По мнению лингвистов, грамматическая структура предложения в значительной степени отражает структуру мышления говорящего или пишущего. Борис Успенский описывает эту языковую ситуацию следующим образом: «Грамматика в принципе задает правила порождения текста… Правила как таковые позволяют манипулировать смыслом – и тем самым моделировать мир» (Успенский 1994: 16).

Но если косноязычие, неправильность, неупорядоченность есть следствие крайнего духовного и физического истощения, результат непрерывного убийственного воздействия среды – и одновременно способ моделировать эту среду, то не должны ли они хотя бы частично исчезнуть с прекращением такого воздействия? Косвенных подтверждений этой теории в тексте находится достаточно: время от времени нам демонстрируются ситуации, когда распад – физический и душевный – оказывается в той или иной мере обратимым. Нескольких недель в тифозном карантине хватает прибывшему с прииска Андрееву, чтобы исказившие его тело лагерные физиологические процессы развернулись вспять:

Но руку-то Андреев все-таки разогнул. Однажды в бане пальцы левой руки разогнулись. Это удивило Андреева. Дойдет очередь и до правой, еще согнутой по-старому. И ночами Андреев тихонько трогал правую, пробовал отогнуть пальцы, и ему казалось, что вот-вот она разогнется…Кровавые трещины на подошвах ног уже не были такими болезненными, как раньше. (1: 209–210)

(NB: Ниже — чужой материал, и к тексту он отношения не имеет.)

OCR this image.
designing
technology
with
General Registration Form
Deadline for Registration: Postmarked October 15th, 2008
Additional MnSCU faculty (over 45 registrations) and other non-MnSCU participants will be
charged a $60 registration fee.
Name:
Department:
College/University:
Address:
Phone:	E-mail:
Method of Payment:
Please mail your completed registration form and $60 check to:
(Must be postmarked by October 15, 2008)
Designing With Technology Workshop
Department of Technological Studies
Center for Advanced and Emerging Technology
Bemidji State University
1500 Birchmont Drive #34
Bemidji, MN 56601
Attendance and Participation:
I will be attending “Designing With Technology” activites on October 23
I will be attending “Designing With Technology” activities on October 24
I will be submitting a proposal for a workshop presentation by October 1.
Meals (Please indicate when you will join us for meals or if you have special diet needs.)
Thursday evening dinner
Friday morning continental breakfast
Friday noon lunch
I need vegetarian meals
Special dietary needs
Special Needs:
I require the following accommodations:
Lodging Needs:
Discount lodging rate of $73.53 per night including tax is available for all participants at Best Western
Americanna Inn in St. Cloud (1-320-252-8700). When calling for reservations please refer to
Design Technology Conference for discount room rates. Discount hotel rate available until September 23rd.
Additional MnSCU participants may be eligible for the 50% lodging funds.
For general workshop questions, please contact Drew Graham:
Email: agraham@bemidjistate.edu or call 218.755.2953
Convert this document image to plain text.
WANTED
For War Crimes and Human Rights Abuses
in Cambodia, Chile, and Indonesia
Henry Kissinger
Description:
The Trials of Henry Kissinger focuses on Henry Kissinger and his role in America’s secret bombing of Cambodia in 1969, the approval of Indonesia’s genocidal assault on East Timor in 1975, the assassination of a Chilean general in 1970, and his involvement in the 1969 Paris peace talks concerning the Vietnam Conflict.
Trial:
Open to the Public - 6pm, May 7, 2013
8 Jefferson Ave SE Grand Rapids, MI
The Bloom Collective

Такое же медленное, но отчасти успешное восстановление уже внутреннего мира описано в рассказе «Сентенция»: «доходяга», оказавшийся в партии геологоразведки и получивший возможность мало работать, много отдыхать, что-то все-таки есть, как-то греться, постепенно начинает замечать окружающий мир, испытывать эмоции, связывать факты, вспоминать слова. Последними возвращаются такие нелагерные вещи, как способность слушать музыку, ощущать себя частью истории, понимать и строить метафоры, писать стихи. Заключительная фраза рассказа написана поэтом, вспомнившим, кто он:

Шеллачная пластинка кружилась и шипела, кружился сам пень, заведенный на все свои триста кругов, как тугая пружина, закрученная на целых триста лет. (1: 406)

Но если клейма лагерей сходят, зарастают, если со временем восстанавливается даже способность писать стихи, если тело, получив передышку, позволяет своему хозяину вернуться пусть и не в прежнего себя, но куда-то, в какую-то жизнь, – тогда постоянство и демонстративность нарушений грамматического строя будут указывать на то, что условия, вызвавшие эти нарушения, все еще в силе. Сохраняя на грамматическом уровне порожденные лагерем искажения, Шаламов таким образом создает ощущение не просто достоверности, но настоятельной сиюминутности происходящего.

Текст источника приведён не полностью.